“A color revolution, instigated by the Anglo-Saxons/America/the West” – is the knee-jerk reaction of pro-Kremlin media whenever crowds gather in the streets to protest corruption, government abuse and curbing of civil rights: in Georgia, in Armenia, in Hong Kong, even in the US. But most of all, of course, it applies to Ukraine and the Euromaidan protests that took place in 2013 – 2014.
In fact, most of the disinformation tropes targeting popular protests were first coined by pro-Kremlin media during the Euromaidan protests. These were depicted as a color revolution and a coup d’état, orchestrated and funded by America and Europe, incited by secret services, fueled by neo-Nazis and Russophobes, leading to economic and political chaos.
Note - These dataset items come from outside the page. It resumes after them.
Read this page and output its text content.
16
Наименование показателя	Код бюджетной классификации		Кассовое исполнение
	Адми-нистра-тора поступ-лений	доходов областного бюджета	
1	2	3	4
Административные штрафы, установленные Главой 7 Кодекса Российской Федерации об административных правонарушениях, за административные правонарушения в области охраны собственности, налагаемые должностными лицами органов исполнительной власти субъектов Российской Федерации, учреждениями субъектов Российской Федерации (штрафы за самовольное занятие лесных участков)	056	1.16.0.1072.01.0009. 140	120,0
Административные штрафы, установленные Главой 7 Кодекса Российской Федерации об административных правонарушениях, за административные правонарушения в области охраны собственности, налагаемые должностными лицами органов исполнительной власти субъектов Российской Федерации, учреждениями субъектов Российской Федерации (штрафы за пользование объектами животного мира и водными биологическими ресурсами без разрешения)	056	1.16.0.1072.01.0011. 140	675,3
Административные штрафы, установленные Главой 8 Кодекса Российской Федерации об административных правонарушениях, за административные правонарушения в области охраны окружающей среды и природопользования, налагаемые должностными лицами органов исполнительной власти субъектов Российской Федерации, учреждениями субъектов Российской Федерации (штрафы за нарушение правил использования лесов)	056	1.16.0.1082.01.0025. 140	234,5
The Euromaidan, guided by a spirit of transparency and democracy, was an abomination in the eyes of the pro-Kremlin media and a warning about the power of genuine grassroots protests. This explains why, almost seven years later, pro-Kremlin outlets continue to circulate the same disinformation clichés regardless of whether it targets public protests in Yerevan, Minneapolis, or Minsk.
When it comes to Belarus, pro-Kremlin media were in no rush to defend embattled incumbent President Alyaksandr Lukashenka. Evening news reports on Russian state-controlled TV channels showed crowds in Belarus chanting “go away” to Lukashenka, as he tried to rally industrial workers at a factory in Minsk (a segment that was censored from Belarusian state TV). On Sunday evening, the Kremlin’s propagandist Vladimir Solovyev lamented violence against the protesters, not least because several Russian journalists, including employees of Sputnik news agency, were caught up it.